Artist Name Lily Delissa Joseph (1864-1940)
Title A View in the National Gallery
Description
This stunning British Impressionist oil painting is by important Jewish female artist and Suffrage activist Lily Delissa Joseph. She was the sister of the famous portrait painter Solomon Joseph Solomon who encouraged her to develop her talent as an artist. This painting was exhibited at the Royal Academy London in 1922, No. 48 and entitled A View in the National Gallery. Joseph exhibited profusely at the RA between 1905 and 1938. Our painting depicts an interior view of one of the National galleries, showing numerous portraits and landscapes on a purple background. The Impressionist palette of muted tones is stunning and Joseph captures this interior view to perfection. Joseph may have been making a statement about the lack of female artists exhibited in the national gallery around that time. The Guerrilla Girls, an anonymous group of feminist female artists, formed in 1985 in New York, devoted to fighting sexism and racism within the art world, would be proud of her. For her 1912 exhibition at the Baille Gallery, Joseph was noted absent from the show's Private View reception on the grounds that "she was detained at Holloway Goal in connection with the Women's Suffrage Movement".

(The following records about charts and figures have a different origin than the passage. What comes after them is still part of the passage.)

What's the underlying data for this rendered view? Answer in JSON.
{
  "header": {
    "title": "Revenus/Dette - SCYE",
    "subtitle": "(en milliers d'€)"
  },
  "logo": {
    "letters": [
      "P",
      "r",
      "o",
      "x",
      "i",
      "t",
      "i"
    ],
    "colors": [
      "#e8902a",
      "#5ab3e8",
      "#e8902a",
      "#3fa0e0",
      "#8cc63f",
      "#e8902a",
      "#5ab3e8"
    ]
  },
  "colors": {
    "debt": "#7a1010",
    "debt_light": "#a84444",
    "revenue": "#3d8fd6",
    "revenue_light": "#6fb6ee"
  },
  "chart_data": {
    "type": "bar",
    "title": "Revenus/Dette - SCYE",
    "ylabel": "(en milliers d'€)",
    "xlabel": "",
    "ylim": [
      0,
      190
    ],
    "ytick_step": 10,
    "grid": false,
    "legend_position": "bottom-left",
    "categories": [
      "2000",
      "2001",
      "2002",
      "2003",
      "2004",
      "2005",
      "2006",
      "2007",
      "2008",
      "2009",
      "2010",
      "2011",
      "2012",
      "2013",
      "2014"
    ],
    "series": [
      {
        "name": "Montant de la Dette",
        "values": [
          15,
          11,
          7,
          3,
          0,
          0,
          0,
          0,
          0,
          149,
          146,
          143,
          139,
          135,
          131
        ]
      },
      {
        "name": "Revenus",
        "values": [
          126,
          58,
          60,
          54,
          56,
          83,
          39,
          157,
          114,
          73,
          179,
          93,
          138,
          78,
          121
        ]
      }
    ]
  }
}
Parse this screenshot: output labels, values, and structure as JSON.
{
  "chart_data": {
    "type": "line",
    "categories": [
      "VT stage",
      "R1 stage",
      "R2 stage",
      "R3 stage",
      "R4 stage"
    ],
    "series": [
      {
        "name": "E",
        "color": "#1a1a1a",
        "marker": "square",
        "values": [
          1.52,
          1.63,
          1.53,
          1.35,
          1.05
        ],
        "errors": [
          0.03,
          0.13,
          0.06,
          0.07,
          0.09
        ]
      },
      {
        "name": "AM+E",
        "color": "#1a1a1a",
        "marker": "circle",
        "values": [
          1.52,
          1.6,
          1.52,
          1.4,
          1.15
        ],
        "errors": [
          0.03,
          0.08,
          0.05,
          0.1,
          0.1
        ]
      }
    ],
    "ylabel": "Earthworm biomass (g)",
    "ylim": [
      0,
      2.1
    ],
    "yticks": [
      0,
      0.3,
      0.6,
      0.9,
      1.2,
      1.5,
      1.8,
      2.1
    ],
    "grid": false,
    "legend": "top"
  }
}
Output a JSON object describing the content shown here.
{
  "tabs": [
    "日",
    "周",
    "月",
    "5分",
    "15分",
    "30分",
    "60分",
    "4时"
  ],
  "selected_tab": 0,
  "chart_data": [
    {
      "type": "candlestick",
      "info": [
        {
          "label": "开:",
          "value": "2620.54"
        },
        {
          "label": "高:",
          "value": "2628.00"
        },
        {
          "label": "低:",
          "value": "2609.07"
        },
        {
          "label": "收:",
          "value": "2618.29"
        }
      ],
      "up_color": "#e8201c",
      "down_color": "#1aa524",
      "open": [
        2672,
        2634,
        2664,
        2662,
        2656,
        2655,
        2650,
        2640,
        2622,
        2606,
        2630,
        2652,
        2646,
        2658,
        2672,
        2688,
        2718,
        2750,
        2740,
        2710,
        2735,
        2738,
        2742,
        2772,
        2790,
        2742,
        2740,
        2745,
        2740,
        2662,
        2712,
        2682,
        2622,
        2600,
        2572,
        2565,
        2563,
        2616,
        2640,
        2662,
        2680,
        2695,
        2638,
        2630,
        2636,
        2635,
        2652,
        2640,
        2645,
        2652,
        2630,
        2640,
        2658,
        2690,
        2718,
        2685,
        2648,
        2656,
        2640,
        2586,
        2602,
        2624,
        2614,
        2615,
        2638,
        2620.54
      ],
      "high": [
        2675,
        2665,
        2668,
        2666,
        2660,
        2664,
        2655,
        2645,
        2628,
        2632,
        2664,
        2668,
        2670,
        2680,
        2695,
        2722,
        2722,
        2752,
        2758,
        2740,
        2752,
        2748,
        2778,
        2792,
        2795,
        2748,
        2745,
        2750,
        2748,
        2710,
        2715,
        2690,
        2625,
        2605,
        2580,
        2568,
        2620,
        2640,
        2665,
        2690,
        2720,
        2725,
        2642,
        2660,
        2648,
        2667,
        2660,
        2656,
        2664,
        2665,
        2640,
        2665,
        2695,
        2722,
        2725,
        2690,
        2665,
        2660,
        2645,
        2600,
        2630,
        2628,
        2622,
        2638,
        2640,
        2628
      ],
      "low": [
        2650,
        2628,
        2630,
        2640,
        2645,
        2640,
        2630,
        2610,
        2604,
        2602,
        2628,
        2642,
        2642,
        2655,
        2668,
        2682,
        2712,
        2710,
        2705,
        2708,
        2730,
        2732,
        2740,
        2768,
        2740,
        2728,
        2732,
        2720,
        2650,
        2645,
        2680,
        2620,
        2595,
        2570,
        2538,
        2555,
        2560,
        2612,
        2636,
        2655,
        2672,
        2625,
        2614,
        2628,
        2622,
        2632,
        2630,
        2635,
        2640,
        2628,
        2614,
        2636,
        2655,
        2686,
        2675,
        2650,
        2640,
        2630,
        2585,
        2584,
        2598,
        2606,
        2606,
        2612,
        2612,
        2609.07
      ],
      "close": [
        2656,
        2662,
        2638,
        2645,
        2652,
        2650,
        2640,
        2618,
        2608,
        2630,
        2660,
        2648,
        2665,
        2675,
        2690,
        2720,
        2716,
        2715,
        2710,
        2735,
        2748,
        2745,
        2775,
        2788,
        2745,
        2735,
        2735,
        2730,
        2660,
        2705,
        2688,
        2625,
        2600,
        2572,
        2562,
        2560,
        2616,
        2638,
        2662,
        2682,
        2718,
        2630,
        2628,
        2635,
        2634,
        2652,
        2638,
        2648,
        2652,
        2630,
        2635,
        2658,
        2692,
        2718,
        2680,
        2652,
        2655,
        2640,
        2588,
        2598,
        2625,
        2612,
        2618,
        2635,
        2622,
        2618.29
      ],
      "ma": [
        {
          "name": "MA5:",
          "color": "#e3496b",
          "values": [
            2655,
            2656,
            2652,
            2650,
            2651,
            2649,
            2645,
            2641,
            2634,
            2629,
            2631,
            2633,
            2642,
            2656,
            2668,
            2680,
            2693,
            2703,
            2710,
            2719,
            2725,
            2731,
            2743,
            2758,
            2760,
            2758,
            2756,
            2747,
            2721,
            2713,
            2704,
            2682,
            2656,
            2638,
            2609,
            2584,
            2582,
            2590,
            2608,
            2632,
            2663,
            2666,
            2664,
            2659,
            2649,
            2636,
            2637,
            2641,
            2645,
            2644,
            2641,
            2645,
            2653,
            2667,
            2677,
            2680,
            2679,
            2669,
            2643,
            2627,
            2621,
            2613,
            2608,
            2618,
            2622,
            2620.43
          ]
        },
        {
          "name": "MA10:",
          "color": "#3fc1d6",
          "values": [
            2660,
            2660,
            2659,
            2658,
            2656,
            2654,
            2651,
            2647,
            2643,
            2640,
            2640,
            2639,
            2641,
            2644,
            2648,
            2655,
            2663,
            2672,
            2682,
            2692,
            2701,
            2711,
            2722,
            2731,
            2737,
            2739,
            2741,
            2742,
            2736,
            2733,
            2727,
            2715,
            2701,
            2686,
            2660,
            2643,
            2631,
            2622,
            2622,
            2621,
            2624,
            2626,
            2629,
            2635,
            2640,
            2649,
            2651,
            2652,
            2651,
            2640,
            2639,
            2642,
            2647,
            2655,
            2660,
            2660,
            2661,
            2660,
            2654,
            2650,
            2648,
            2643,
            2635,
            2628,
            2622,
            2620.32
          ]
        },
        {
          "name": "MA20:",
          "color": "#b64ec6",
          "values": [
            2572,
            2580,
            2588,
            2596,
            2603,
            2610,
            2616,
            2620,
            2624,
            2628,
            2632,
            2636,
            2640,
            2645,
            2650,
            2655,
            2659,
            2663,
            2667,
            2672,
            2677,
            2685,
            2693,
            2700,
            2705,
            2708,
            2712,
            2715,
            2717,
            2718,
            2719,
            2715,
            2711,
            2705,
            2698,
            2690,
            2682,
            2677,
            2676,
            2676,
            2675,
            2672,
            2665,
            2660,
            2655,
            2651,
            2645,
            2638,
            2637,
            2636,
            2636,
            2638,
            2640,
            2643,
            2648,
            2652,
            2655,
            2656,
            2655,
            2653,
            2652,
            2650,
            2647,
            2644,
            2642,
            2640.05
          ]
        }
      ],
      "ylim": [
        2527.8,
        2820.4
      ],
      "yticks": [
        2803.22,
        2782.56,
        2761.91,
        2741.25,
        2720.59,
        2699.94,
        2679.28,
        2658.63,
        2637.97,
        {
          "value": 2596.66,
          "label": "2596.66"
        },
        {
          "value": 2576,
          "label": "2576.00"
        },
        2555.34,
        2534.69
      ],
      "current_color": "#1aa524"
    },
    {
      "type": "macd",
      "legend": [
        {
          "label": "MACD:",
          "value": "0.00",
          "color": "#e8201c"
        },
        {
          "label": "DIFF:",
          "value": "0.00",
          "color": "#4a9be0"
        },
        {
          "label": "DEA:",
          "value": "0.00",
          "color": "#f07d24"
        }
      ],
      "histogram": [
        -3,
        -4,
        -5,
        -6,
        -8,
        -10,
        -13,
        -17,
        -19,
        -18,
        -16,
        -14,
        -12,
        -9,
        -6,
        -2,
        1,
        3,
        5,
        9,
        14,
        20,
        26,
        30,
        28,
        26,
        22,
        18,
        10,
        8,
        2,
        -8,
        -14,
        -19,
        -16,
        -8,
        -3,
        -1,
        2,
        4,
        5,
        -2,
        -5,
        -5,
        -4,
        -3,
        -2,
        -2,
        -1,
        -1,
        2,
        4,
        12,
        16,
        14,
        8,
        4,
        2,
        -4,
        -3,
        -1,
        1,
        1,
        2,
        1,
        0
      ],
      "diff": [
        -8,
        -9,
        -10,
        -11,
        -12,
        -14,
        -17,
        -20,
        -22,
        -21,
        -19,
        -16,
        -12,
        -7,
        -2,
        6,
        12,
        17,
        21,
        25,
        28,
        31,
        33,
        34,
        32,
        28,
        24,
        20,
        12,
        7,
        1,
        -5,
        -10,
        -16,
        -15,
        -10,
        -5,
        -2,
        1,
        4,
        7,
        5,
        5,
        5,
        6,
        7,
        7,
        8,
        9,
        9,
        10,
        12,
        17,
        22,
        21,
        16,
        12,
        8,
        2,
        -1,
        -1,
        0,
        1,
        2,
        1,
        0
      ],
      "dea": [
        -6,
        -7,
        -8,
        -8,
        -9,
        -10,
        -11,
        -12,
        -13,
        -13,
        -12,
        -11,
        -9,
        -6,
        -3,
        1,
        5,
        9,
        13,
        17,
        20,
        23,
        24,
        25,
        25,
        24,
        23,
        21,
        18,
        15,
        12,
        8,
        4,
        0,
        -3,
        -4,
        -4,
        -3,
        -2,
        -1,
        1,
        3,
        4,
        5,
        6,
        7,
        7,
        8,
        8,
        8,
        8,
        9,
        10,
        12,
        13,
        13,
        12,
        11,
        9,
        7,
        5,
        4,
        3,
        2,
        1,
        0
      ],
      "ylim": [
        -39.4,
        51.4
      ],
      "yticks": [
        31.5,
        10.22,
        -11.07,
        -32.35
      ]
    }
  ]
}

Signed with initial lower right.
Provenance Exhibited at the Royal Academy London in 1922, No. 48 and entitled A View in the National Gallery. London collection.
Medium Oil on Canvas
Size 36 x 28 inches
Frame Housed in an ornate frame, 46 inches by 38 inches and in good condition.
Condition Excellent condition
Biography Lily Delissa Joseph, née Solomon, (1863 – 1940) was a British artist and social campaigner active in the English suffrage movement. Joseph was born in Bermondsey in London into a wealthy, cultured Jewish family. Her elder brother was the artist Solomon Joseph Solomon, and Flora Lion would be a cousin. Joseph attended the Ridley School of Art and the Royal College of Art in London. She painted portraits, interiors and urban landscapes in a style clearly influenced by Impressionism but often with a limited palette. Joseph was also an activist in both the women's suffrage movement and in support of Jewish charities. She was among the founders of the Ladies' Guild at the Hammersmith Synagogue in west London and also ran reading rooms in the Whitechapel area. After meeting Isaac Rosenberg in 1911, she helped pay for his studies at the Slade School of Art. Joseph was arrested at least once during the women's suffrage campaign. When her 1912 exhibition at the Baille Gallery, Some London and Country Interiors, was reviewed in the Jewish Chronicle a notice appeared on the same page apologising for her absence from the show's Private View reception on the grounds that "she was detained at Holloway Goal in connection with the Women's Suffrage Movement". In 1924, Joseph and her architect husband held a joint exhibition of drawings and paintings at the Suffolk Street Galleries. Throughout her life Joseph was a regular exhibitor at the Royal Academy, showing some twenty-five paintings between 1904 and 1938. She also exhibited with the Society of Women Artists, the New English Art Club and the Royal Society of British Artists. Joseph exhibited at the Paris Salon receiving an Honourable Mention on one occasion and in 1929 winning a silver medal. In 1946 the Ben Uri Gallery in London had a joint exhibition of works by Joseph and her brother Solomon and examples of her paintings were included in the Jewish Art of Great Britain 1845–1945 exhibition held at the Belgrave Gallery in 1978. The Ben Uri Gallery holds her Self-Portrait with Candles which shows Joseph holding two Sabbath candles and with her head covered observing the Jewish Sabbath. The Tate collection includes a 1937 London scene by Joseph, Roofs, High Holborn, showing the view from her studio towards the Old Bailey.